With 94 family restaurants stretching from New England to Virginia, Bertucci’s is a mainstay up and down the Eastern Seaboard. The company processes more than 3.7 million credit card transactions annually; employs 6,000 people; and maintains an IT infrastructure spread across more than 350 server nodes, including a mix of point-of-sale systems and both virtual and physical servers.
A major part of my job as senior director of IT is to ensure that the right technology and processes are in place to protect all our sensitive data—including customer financial data generated by all those credit card transactions and our own intellectual property and employee information. My other, and equally critical, responsibility is to make sure Bertucci’s is—and continues to be—compliant with government- and industry-imposed regulations.
The importance of security and compliance can’t be overstated: A failure to adequately address these two issues could have a devastating impact on our organization. The Ponemon Institute recently estimated the cost of noncompliance with regulatory mandates to be $9.4 million. Although it’s harder to estimate the cost of inadequate security, the impact of data breaches in terms of revenue loss
and reputation damage has been widely chronicled.
So, needless to say, I took a deliberate approach to strengthening our security and compliance initiatives.
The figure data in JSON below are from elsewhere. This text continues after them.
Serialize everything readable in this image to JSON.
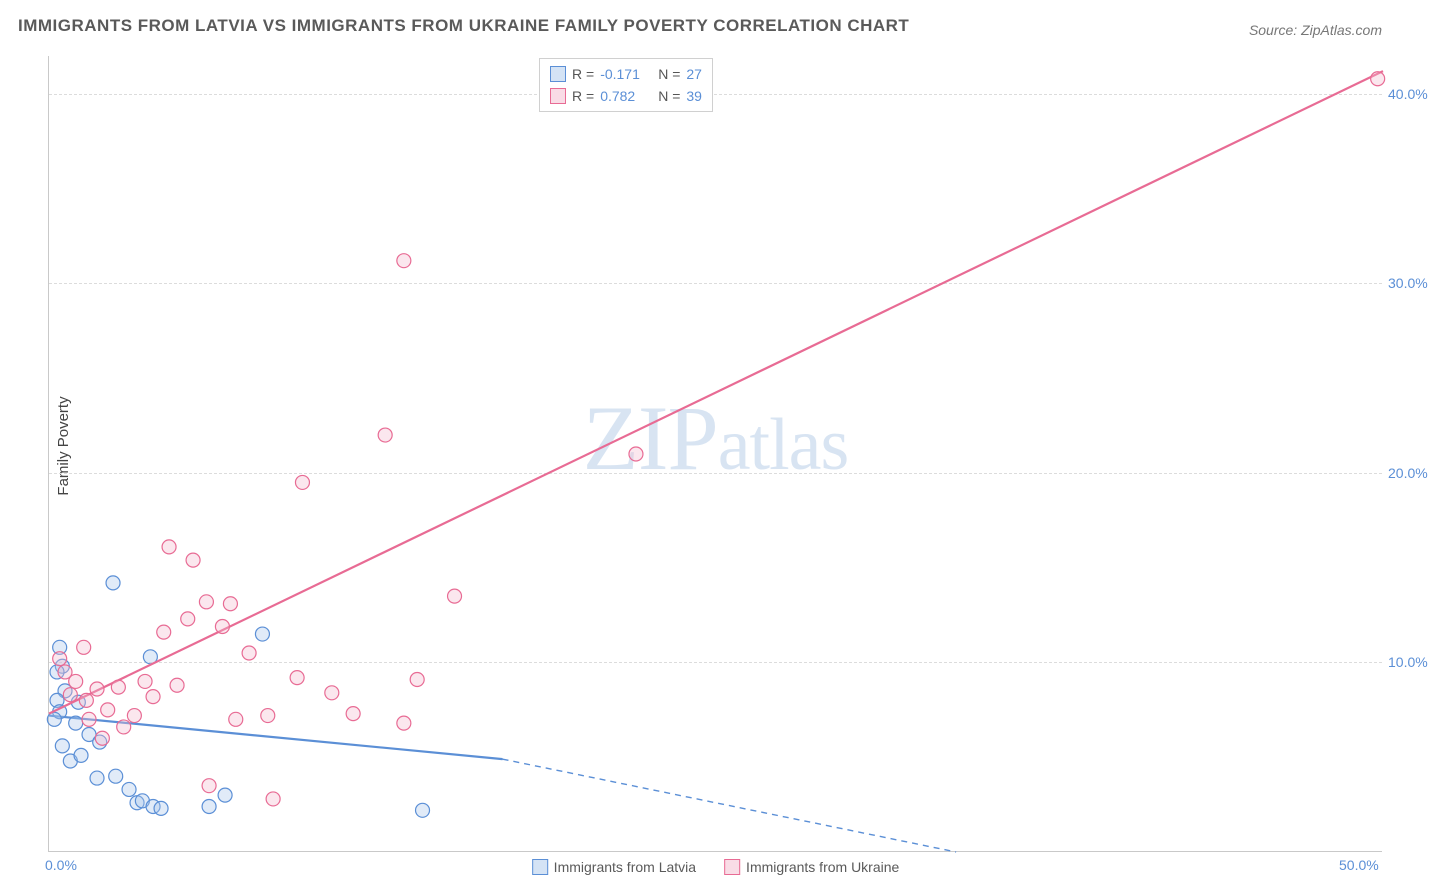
{
  "title": "IMMIGRANTS FROM LATVIA VS IMMIGRANTS FROM UKRAINE FAMILY POVERTY CORRELATION CHART",
  "source": "Source: ZipAtlas.com",
  "y_axis_title": "Family Poverty",
  "watermark": {
    "pre": "ZIP",
    "post": "atlas"
  },
  "chart": {
    "type": "scatter-with-regression",
    "xlim": [
      0,
      50
    ],
    "ylim": [
      0,
      42
    ],
    "x_ticks": [
      {
        "value": 0,
        "label": "0.0%"
      },
      {
        "value": 50,
        "label": "50.0%"
      }
    ],
    "y_ticks": [
      {
        "value": 10,
        "label": "10.0%"
      },
      {
        "value": 20,
        "label": "20.0%"
      },
      {
        "value": 30,
        "label": "30.0%"
      },
      {
        "value": 40,
        "label": "40.0%"
      }
    ],
    "background_color": "#ffffff",
    "grid_color": "#dcdcdc",
    "marker_radius": 7,
    "marker_fill_opacity": 0.35,
    "marker_stroke_width": 1.2,
    "line_width": 2.2,
    "series": [
      {
        "id": "latvia",
        "label": "Immigrants from Latvia",
        "color_stroke": "#5b8fd6",
        "color_fill": "#a9c7ec",
        "R": "-0.171",
        "N": "27",
        "regression": {
          "solid": {
            "x1": 0,
            "y1": 7.2,
            "x2": 17,
            "y2": 4.9
          },
          "dashed": {
            "x1": 17,
            "y1": 4.9,
            "x2": 34,
            "y2": 0
          }
        },
        "points": [
          [
            0.4,
            10.8
          ],
          [
            0.5,
            9.8
          ],
          [
            0.3,
            9.5
          ],
          [
            0.6,
            8.5
          ],
          [
            0.3,
            8.0
          ],
          [
            0.4,
            7.4
          ],
          [
            0.2,
            7.0
          ],
          [
            1.0,
            6.8
          ],
          [
            0.8,
            4.8
          ],
          [
            1.2,
            5.1
          ],
          [
            1.5,
            6.2
          ],
          [
            1.9,
            5.8
          ],
          [
            2.5,
            4.0
          ],
          [
            3.0,
            3.3
          ],
          [
            3.3,
            2.6
          ],
          [
            3.5,
            2.7
          ],
          [
            3.9,
            2.4
          ],
          [
            4.2,
            2.3
          ],
          [
            2.4,
            14.2
          ],
          [
            3.8,
            10.3
          ],
          [
            6.0,
            2.4
          ],
          [
            6.6,
            3.0
          ],
          [
            8.0,
            11.5
          ],
          [
            14.0,
            2.2
          ],
          [
            1.1,
            7.9
          ],
          [
            0.5,
            5.6
          ],
          [
            1.8,
            3.9
          ]
        ]
      },
      {
        "id": "ukraine",
        "label": "Immigrants from Ukraine",
        "color_stroke": "#e86b94",
        "color_fill": "#f4b9cd",
        "R": "0.782",
        "N": "39",
        "regression": {
          "solid": {
            "x1": 0,
            "y1": 7.3,
            "x2": 50,
            "y2": 41.2
          },
          "dashed": null
        },
        "points": [
          [
            0.4,
            10.2
          ],
          [
            0.6,
            9.5
          ],
          [
            0.8,
            8.3
          ],
          [
            1.0,
            9.0
          ],
          [
            1.4,
            8.0
          ],
          [
            1.5,
            7.0
          ],
          [
            1.8,
            8.6
          ],
          [
            2.2,
            7.5
          ],
          [
            2.6,
            8.7
          ],
          [
            2.8,
            6.6
          ],
          [
            3.2,
            7.2
          ],
          [
            3.6,
            9.0
          ],
          [
            3.9,
            8.2
          ],
          [
            4.3,
            11.6
          ],
          [
            4.5,
            16.1
          ],
          [
            5.2,
            12.3
          ],
          [
            5.4,
            15.4
          ],
          [
            5.9,
            13.2
          ],
          [
            6.5,
            11.9
          ],
          [
            6.8,
            13.1
          ],
          [
            7.0,
            7.0
          ],
          [
            7.5,
            10.5
          ],
          [
            8.2,
            7.2
          ],
          [
            8.4,
            2.8
          ],
          [
            9.3,
            9.2
          ],
          [
            9.5,
            19.5
          ],
          [
            10.6,
            8.4
          ],
          [
            11.4,
            7.3
          ],
          [
            12.6,
            22.0
          ],
          [
            13.3,
            31.2
          ],
          [
            13.3,
            6.8
          ],
          [
            13.8,
            9.1
          ],
          [
            15.2,
            13.5
          ],
          [
            22.0,
            21.0
          ],
          [
            49.8,
            40.8
          ],
          [
            1.3,
            10.8
          ],
          [
            2.0,
            6.0
          ],
          [
            4.8,
            8.8
          ],
          [
            6.0,
            3.5
          ]
        ]
      }
    ]
  },
  "legend_top": {
    "R_label": "R =",
    "N_label": "N ="
  }
}
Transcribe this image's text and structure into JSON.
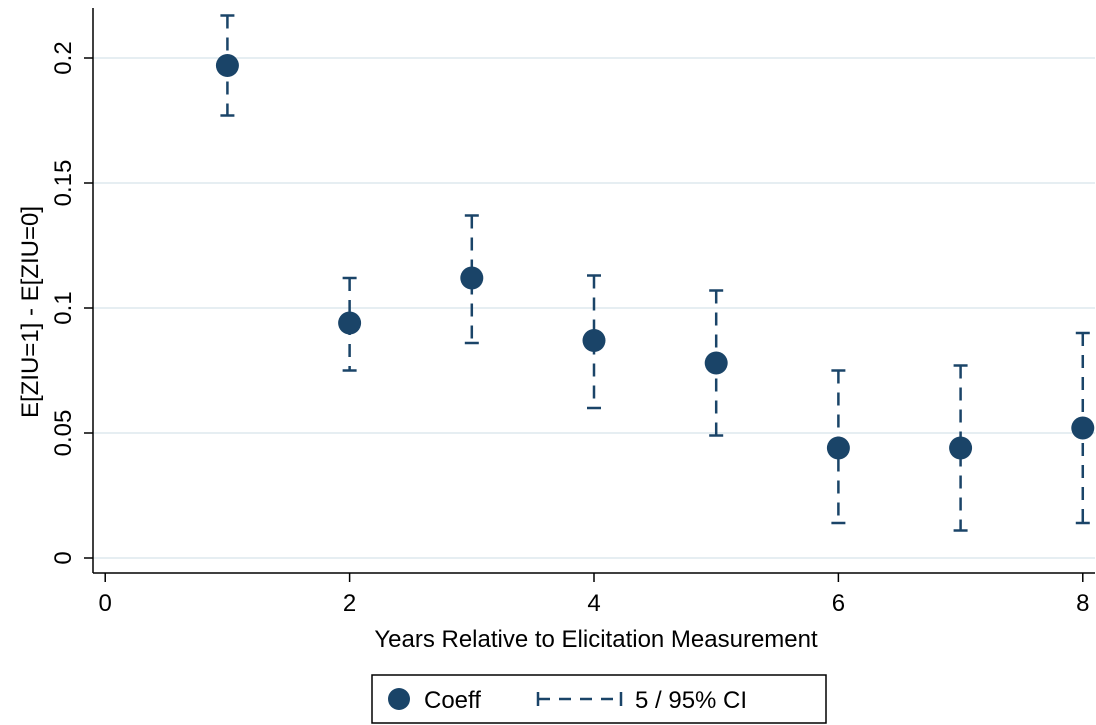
{
  "chart_data": {
    "type": "scatter",
    "xlabel": "Years Relative to Elicitation Measurement",
    "ylabel": "E[ZIU=1] - E[ZIU=0]",
    "x_ticks": [
      "0",
      "2",
      "4",
      "6",
      "8"
    ],
    "y_ticks": [
      "0",
      "0.05",
      "0.1",
      "0.15",
      "0.2"
    ],
    "xlim": [
      -0.1,
      8.1
    ],
    "ylim": [
      -0.006,
      0.22
    ],
    "grid": "horizontal",
    "legend_position": "bottom",
    "series": [
      {
        "name": "Coeff",
        "marker": "circle",
        "color": "#1a4468",
        "points": [
          {
            "x": 1,
            "y": 0.197
          },
          {
            "x": 2,
            "y": 0.094
          },
          {
            "x": 3,
            "y": 0.112
          },
          {
            "x": 4,
            "y": 0.087
          },
          {
            "x": 5,
            "y": 0.078
          },
          {
            "x": 6,
            "y": 0.044
          },
          {
            "x": 7,
            "y": 0.044
          },
          {
            "x": 8,
            "y": 0.052
          }
        ]
      },
      {
        "name": "5 / 95% CI",
        "style": "dashed-capped",
        "color": "#1a4468",
        "intervals": [
          {
            "x": 1,
            "lo": 0.177,
            "hi": 0.217
          },
          {
            "x": 2,
            "lo": 0.075,
            "hi": 0.112
          },
          {
            "x": 3,
            "lo": 0.086,
            "hi": 0.137
          },
          {
            "x": 4,
            "lo": 0.06,
            "hi": 0.113
          },
          {
            "x": 5,
            "lo": 0.049,
            "hi": 0.107
          },
          {
            "x": 6,
            "lo": 0.014,
            "hi": 0.075
          },
          {
            "x": 7,
            "lo": 0.011,
            "hi": 0.077
          },
          {
            "x": 8,
            "lo": 0.014,
            "hi": 0.09
          }
        ]
      }
    ],
    "colors": {
      "marker": "#1a4468",
      "grid": "#e6eef2",
      "axis": "#000000"
    }
  }
}
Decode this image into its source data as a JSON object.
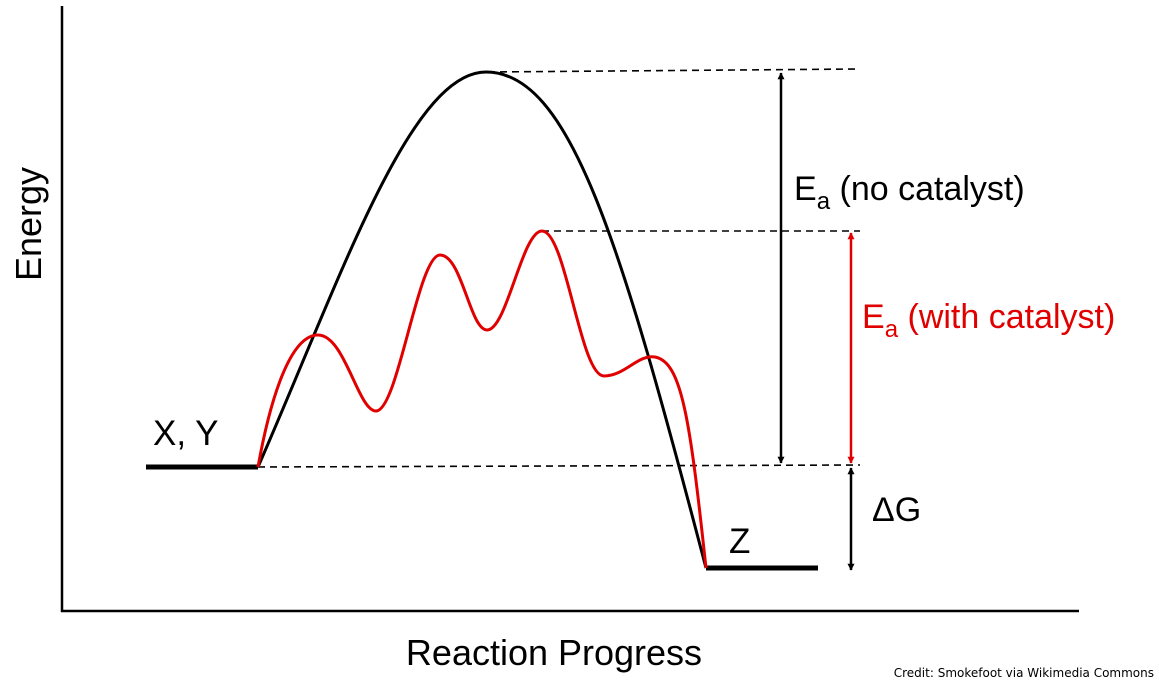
{
  "axes": {
    "x_label": "Reaction Progress",
    "y_label": "Energy"
  },
  "labels": {
    "reactants": "X, Y",
    "product": "Z",
    "ea_symbol": "E",
    "ea_subscript": "a",
    "ea_no_catalyst_suffix": " (no catalyst)",
    "ea_with_catalyst_suffix": " (with catalyst)",
    "delta_g": "ΔG"
  },
  "credit": "Credit: Smokefoot via Wikimedia Commons",
  "colors": {
    "uncatalyzed": "#000000",
    "catalyzed": "#e00000",
    "axis": "#000000"
  }
}
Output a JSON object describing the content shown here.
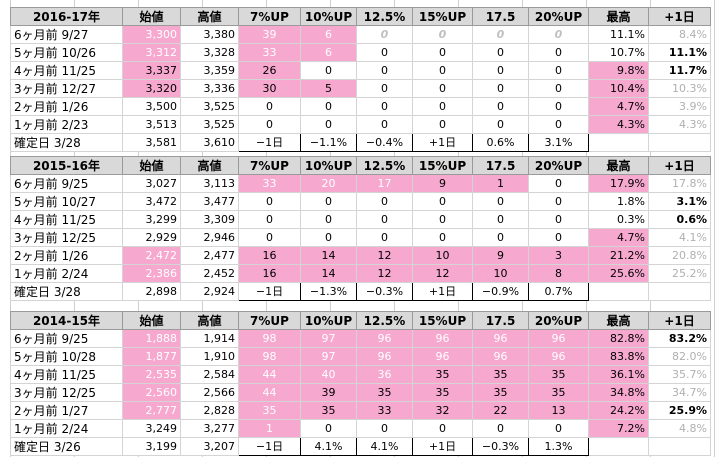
{
  "headers": [
    "始値",
    "高値",
    "7%UP",
    "10%UP",
    "12.5%",
    "15%UP",
    "17.5",
    "20%UP",
    "最高",
    "+1日"
  ],
  "blocks": [
    {
      "title": "2016-17年",
      "rows": [
        {
          "label": "6ヶ月前  9/27",
          "cells": [
            "3,300",
            "3,380",
            "39",
            "6",
            "0",
            "0",
            "0",
            "0",
            "11.1%",
            "8.4%"
          ]
        },
        {
          "label": "5ヶ月前  10/26",
          "cells": [
            "3,312",
            "3,328",
            "33",
            "6",
            "0",
            "0",
            "0",
            "0",
            "10.7%",
            "11.1%"
          ]
        },
        {
          "label": "4ヶ月前  11/25",
          "cells": [
            "3,337",
            "3,359",
            "26",
            "0",
            "0",
            "0",
            "0",
            "0",
            "9.8%",
            "11.7%"
          ]
        },
        {
          "label": "3ヶ月前  12/27",
          "cells": [
            "3,320",
            "3,336",
            "30",
            "5",
            "0",
            "0",
            "0",
            "0",
            "10.4%",
            "10.3%"
          ]
        },
        {
          "label": "2ヶ月前  1/26",
          "cells": [
            "3,500",
            "3,525",
            "0",
            "0",
            "0",
            "0",
            "0",
            "0",
            "4.7%",
            "3.9%"
          ]
        },
        {
          "label": "1ヶ月前  2/23",
          "cells": [
            "3,513",
            "3,525",
            "0",
            "0",
            "0",
            "0",
            "0",
            "0",
            "4.3%",
            "4.3%"
          ]
        },
        {
          "label": "確定日  3/28",
          "cells": [
            "3,581",
            "3,610",
            "−1日",
            "−1.1%",
            "−0.4%",
            "+1日",
            "0.6%",
            "3.1%",
            "",
            ""
          ]
        }
      ]
    },
    {
      "title": "2015-16年",
      "rows": [
        {
          "label": "6ヶ月前  9/25",
          "cells": [
            "3,027",
            "3,113",
            "33",
            "20",
            "17",
            "9",
            "1",
            "0",
            "17.9%",
            "17.8%"
          ]
        },
        {
          "label": "5ヶ月前  10/27",
          "cells": [
            "3,472",
            "3,477",
            "0",
            "0",
            "0",
            "0",
            "0",
            "0",
            "1.8%",
            "3.1%"
          ]
        },
        {
          "label": "4ヶ月前  11/25",
          "cells": [
            "3,299",
            "3,309",
            "0",
            "0",
            "0",
            "0",
            "0",
            "0",
            "0.3%",
            "0.6%"
          ]
        },
        {
          "label": "3ヶ月前  12/25",
          "cells": [
            "2,929",
            "2,946",
            "0",
            "0",
            "0",
            "0",
            "0",
            "0",
            "4.7%",
            "4.1%"
          ]
        },
        {
          "label": "2ヶ月前  1/26",
          "cells": [
            "2,472",
            "2,477",
            "16",
            "14",
            "12",
            "10",
            "9",
            "3",
            "21.2%",
            "20.8%"
          ]
        },
        {
          "label": "1ヶ月前  2/24",
          "cells": [
            "2,386",
            "2,452",
            "16",
            "14",
            "12",
            "12",
            "10",
            "8",
            "25.6%",
            "25.2%"
          ]
        },
        {
          "label": "確定日  3/28",
          "cells": [
            "2,898",
            "2,924",
            "−1日",
            "−1.3%",
            "−0.3%",
            "+1日",
            "−0.9%",
            "0.7%",
            "",
            ""
          ]
        }
      ]
    },
    {
      "title": "2014-15年",
      "rows": [
        {
          "label": "6ヶ月前  9/25",
          "cells": [
            "1,888",
            "1,914",
            "98",
            "97",
            "96",
            "96",
            "96",
            "96",
            "82.8%",
            "83.2%"
          ]
        },
        {
          "label": "5ヶ月前  10/28",
          "cells": [
            "1,877",
            "1,910",
            "98",
            "97",
            "96",
            "96",
            "96",
            "96",
            "83.8%",
            "82.0%"
          ]
        },
        {
          "label": "4ヶ月前  11/25",
          "cells": [
            "2,535",
            "2,584",
            "44",
            "40",
            "36",
            "35",
            "35",
            "35",
            "36.1%",
            "35.7%"
          ]
        },
        {
          "label": "3ヶ月前  12/25",
          "cells": [
            "2,560",
            "2,566",
            "44",
            "39",
            "35",
            "35",
            "35",
            "35",
            "34.8%",
            "34.7%"
          ]
        },
        {
          "label": "2ヶ月前  1/27",
          "cells": [
            "2,777",
            "2,828",
            "35",
            "35",
            "33",
            "32",
            "22",
            "13",
            "24.2%",
            "25.9%"
          ]
        },
        {
          "label": "1ヶ月前  2/24",
          "cells": [
            "3,249",
            "3,277",
            "1",
            "0",
            "0",
            "0",
            "0",
            "0",
            "7.2%",
            "4.8%"
          ]
        },
        {
          "label": "確定日  3/26",
          "cells": [
            "3,199",
            "3,207",
            "−1日",
            "4.1%",
            "4.1%",
            "+1日",
            "−0.3%",
            "1.3%",
            "",
            ""
          ]
        }
      ]
    }
  ],
  "styles": [
    [
      [
        "n",
        "pw",
        "n",
        "pw",
        "pw",
        "zi",
        "zi",
        "zi",
        "zi",
        "n",
        "grey"
      ],
      [
        "n",
        "pw",
        "n",
        "pw",
        "pw",
        "n",
        "n",
        "n",
        "n",
        "n",
        "bold"
      ],
      [
        "n",
        "pd",
        "n",
        "pd",
        "w",
        "n",
        "n",
        "n",
        "n",
        "pd",
        "bold"
      ],
      [
        "n",
        "pd",
        "n",
        "pd",
        "pd",
        "n",
        "n",
        "n",
        "n",
        "pd",
        "grey"
      ],
      [
        "n",
        "n",
        "n",
        "n",
        "n",
        "n",
        "n",
        "n",
        "n",
        "pd",
        "grey"
      ],
      [
        "n",
        "n",
        "n",
        "n",
        "n",
        "n",
        "n",
        "n",
        "n",
        "pd",
        "grey"
      ],
      [
        "n",
        "n",
        "n",
        "box",
        "box",
        "box",
        "box",
        "box",
        "box",
        "n",
        "n"
      ]
    ],
    [
      [
        "n",
        "n",
        "n",
        "pw",
        "pw",
        "pw",
        "pd",
        "pd",
        "n",
        "pd",
        "grey"
      ],
      [
        "n",
        "n",
        "n",
        "n",
        "n",
        "n",
        "n",
        "n",
        "n",
        "n",
        "bold"
      ],
      [
        "n",
        "n",
        "n",
        "n",
        "n",
        "n",
        "n",
        "n",
        "n",
        "n",
        "bold"
      ],
      [
        "n",
        "n",
        "n",
        "n",
        "n",
        "n",
        "n",
        "n",
        "n",
        "pd",
        "grey"
      ],
      [
        "n",
        "pw",
        "n",
        "pd",
        "pd",
        "pd",
        "pd",
        "pd",
        "pd",
        "pd",
        "grey"
      ],
      [
        "n",
        "pw",
        "n",
        "pd",
        "pd",
        "pd",
        "pd",
        "pd",
        "pd",
        "pd",
        "grey"
      ],
      [
        "n",
        "n",
        "n",
        "box",
        "box",
        "box",
        "box",
        "box",
        "box",
        "n",
        "n"
      ]
    ],
    [
      [
        "n",
        "pw",
        "n",
        "pw",
        "pw",
        "pw",
        "pw",
        "pw",
        "pw",
        "pd",
        "bold"
      ],
      [
        "n",
        "pw",
        "n",
        "pw",
        "pw",
        "pw",
        "pw",
        "pw",
        "pw",
        "pd",
        "grey"
      ],
      [
        "n",
        "pw",
        "n",
        "pw",
        "pw",
        "pw",
        "pd",
        "pd",
        "pd",
        "pd",
        "grey"
      ],
      [
        "n",
        "pw",
        "n",
        "pw",
        "pd",
        "pd",
        "pd",
        "pd",
        "pd",
        "pd",
        "grey"
      ],
      [
        "n",
        "pw",
        "n",
        "pw",
        "pd",
        "pd",
        "pd",
        "pd",
        "pd",
        "pd",
        "bold"
      ],
      [
        "n",
        "n",
        "n",
        "pw",
        "n",
        "n",
        "n",
        "n",
        "n",
        "pd",
        "grey"
      ],
      [
        "n",
        "n",
        "n",
        "box",
        "box",
        "box",
        "box",
        "box",
        "box",
        "n",
        "n"
      ]
    ]
  ]
}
The first step for me and my team, which consists of three full-time IT administrators, was to assess the challenges we faced.
The Challenge
An organization that processes credit card transactions as frequently as Bertucci’s is considered a Level Two merchant, according to the Payment Card Industry Data Security Standard (PCI DSS). To comply with the PCI standard, Level Two merchants need to track changes, create audit trails, and archive any and all issues that have been investigated and resolved. This is a critical step, especially when you consider that according to the most recent Verizon Data Breach Investigations Report, 89 percent of organizations suffering payment card breaches had not been validated as PCI DSS compliant at the time of the breach.
We also must protect our database and its key information; monitor systems for qualifying new users and changes to permissions; and ensure that only authorized individuals can access sys-tems containing sensitive information such as payroll, benefits and accounting data. And because many Bertucci’s restaurants are located in Massachusetts, we must comply with MA 201 CMR 17. This regulation man-dates strong controls to protect personally identifiable information and breach notifi-cations for state residents.